On 05.03.2018 16:57, Phake Nick via Unicode wrote:
> 在 2018年3月5日週一 13:25,Martin J. Dürst via Unicode
> <unicode at unicode.org [1]> 寫道:
>> Hello John,
>> On 2018/03/01 12:31, via Unicode wrote:
>> > Pen, or brush and paper is much more flexible. With thousands of
>> names
>> > of people and places still not encoded I am not sure if I would
>> describe
>> > hans (simplified Chinese characters) as well supported. nor with
>> current
>> > policy which limits China with over one billion people to
>> submitting
>> > less than 500 Chinese characters a year on average, and names not
>> being
>> > all to be added, it is hard to say which decade hans will be well
>> > supported.
>> I think this contains several misunderstandings. First, of course
>> pen/brush and paper are more flexible than character encoding, but
>> thats true for the Latin script, too.
> In latin script, as an example, I can simply name myself "Phake", but
> in Chinese with current Unicode-based environment, it would not be
> possible for me to randomly name myself using a character  ⿰牜爲
> as I would like to.
>> Second, while I have heard that people create new characters for
>> naming
>> a baby in a traditional Han context, I havent heard about this in a
>> simplified Han context. And its not frequent at all, the same way
>> naming a baby John in the US is way more frequent than lets say
>> Qvtwzx.
>> Id also assume that China has regulations on what characters can be
>> used to name a baby, and that the parents in this age of smartphone
>> communication will think at least twice before giving their baby a
>> name
>> that they cannot send to their relatives via some chat app.

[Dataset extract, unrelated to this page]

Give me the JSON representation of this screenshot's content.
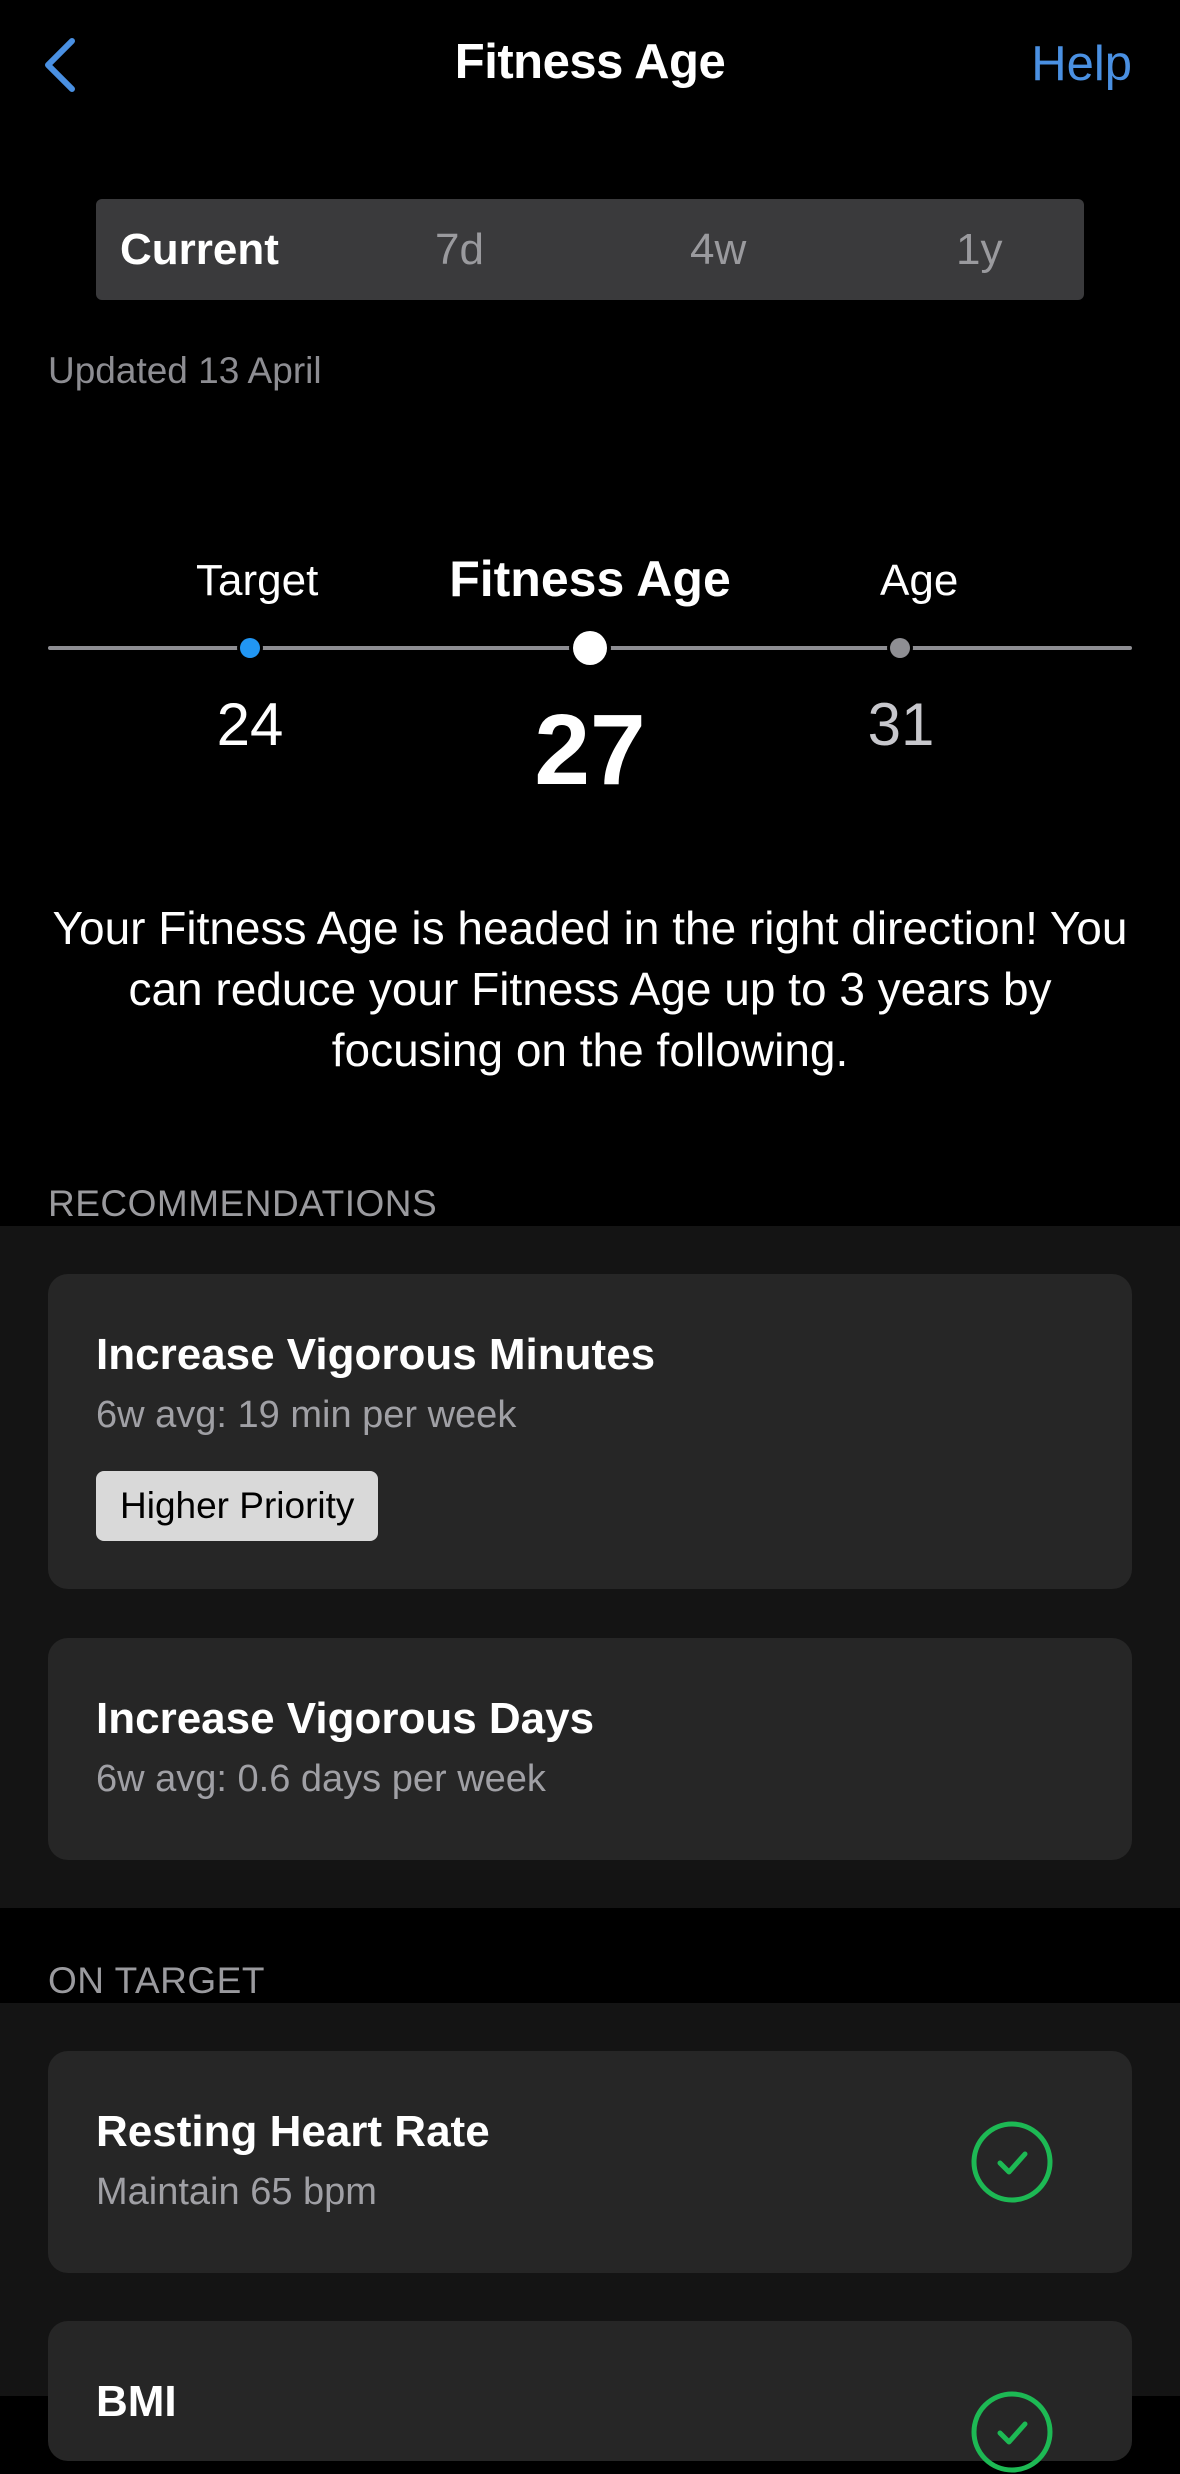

In most cases the answer to the above may well be the same, the 
unencoded names of people and places are not new names, but rather names 
of places and poeple in use from before Unicode and often before 
computers. In IRG #48 People's Republic of China 
that states of over 3,000 names of people and places are under 
condideration for IRG working set 2017 and at least half require 
encoding. The document also list other categories of CJK ideographs 
under consideration for submission to Unicode.